Bitcoin spent a third consecutive day trying to push past the 200-day simple moving average near $82,500 on Wednesday, but the move has so far fizzled. Market analyst Ali Martinez flagged that level as a critical resistance barrier, warning that a failure to break through could send prices back toward the 50-day SMA around $75,000. With miners offloading more than 3,400 BTC they had held since the $72,000 range, the added supply is making the climb even steeper.
What the charts are saying
Martinez noted that a clean breakout above $82,500 could trigger a rally toward $94,000. But the opposite scenario — a rejection — puts the 50-day SMA at roughly $75,000 in play. That level also sits near a cluster of long-position liquidation walls at $75,000, $73,000 and $70,000, according to exchange data. The market is struggling for the follow-through volume needed to sustain a breakout, and the miner selling isn't helping.
Leverage is back — and it's lopsided
Retail and futures traders are piling back into risk. The Estimated Leverage Ratio hit a yearly peak this week, and most of that leverage is skewed long. That creates a fragile setup: if Bitcoin does roll over, a cascade of liquidations could amplify the drop. The walls at $75,000 and below suggest a lot of traders are betting on a bounce there, but those same orders would get eaten fast if the price sweeps through them.
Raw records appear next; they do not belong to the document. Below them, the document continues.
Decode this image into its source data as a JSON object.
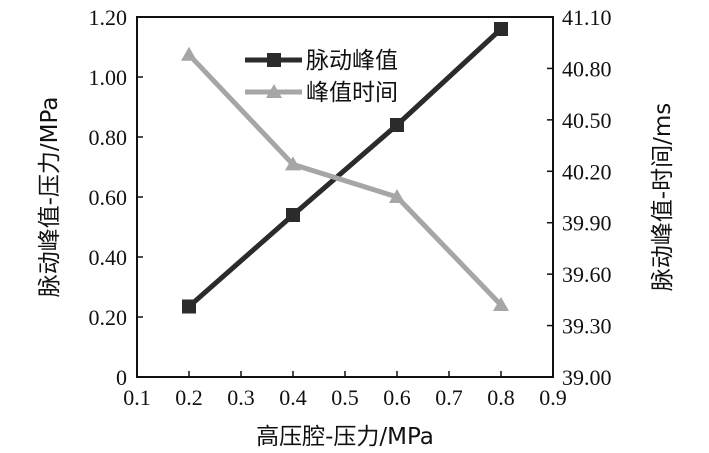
{
  "chart_data": {
    "type": "line",
    "title": "",
    "xlabel": "高压腔-压力/MPa",
    "ylabel_left": "脉动峰值-压力/MPa",
    "ylabel_right": "脉动峰值-时间/ms",
    "xlim": [
      0.1,
      0.9
    ],
    "ylim_left": [
      0,
      1.2
    ],
    "ylim_right": [
      39.0,
      41.1
    ],
    "x_ticks": [
      "0.1",
      "0.2",
      "0.3",
      "0.4",
      "0.5",
      "0.6",
      "0.7",
      "0.8",
      "0.9"
    ],
    "y_left_ticks": [
      "0",
      "0.20",
      "0.40",
      "0.60",
      "0.80",
      "1.00",
      "1.20"
    ],
    "y_right_ticks": [
      "39.00",
      "39.30",
      "39.60",
      "39.90",
      "40.20",
      "40.50",
      "40.80",
      "41.10"
    ],
    "grid": false,
    "legend_position": "top-center",
    "series": [
      {
        "name": "脉动峰值",
        "axis": "left",
        "marker": "square",
        "color": "#2b2b2b",
        "x": [
          0.2,
          0.4,
          0.6,
          0.8
        ],
        "y": [
          0.235,
          0.54,
          0.84,
          1.16
        ]
      },
      {
        "name": "峰值时间",
        "axis": "right",
        "marker": "triangle",
        "color": "#a6a6a6",
        "x": [
          0.2,
          0.4,
          0.6,
          0.8
        ],
        "y": [
          40.88,
          40.24,
          40.05,
          39.42
        ]
      }
    ]
  }
}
Rekt Capital warns of a deeper breakdown
Analyst Rekt Capital has a bleaker read. He argues Bitcoin already broke down from its macro triangle base around $82,500 and is now retesting the 50-month EMA as support. History, he says, suggests a brief bounce here followed by a loss of that support and a move toward the bear market bottom. The 50-month EMA aligns with the 2021 all-time high — a level that flipped from resistance to support during the 2024 rally but may now be vulnerable. If Bitcoin rejects from the confluent zone of the macro downtrend and the triangle base, the current bounce will be weaker than the one seen in 2024.
All eyes are on $82,500. If Bitcoin can't close above it in the next day or two, the odds of a retest of $75,000 — and potentially the liquidation cascade below it — go up sharply. The miner selling and elevated leverage aren't giving traders much room for error.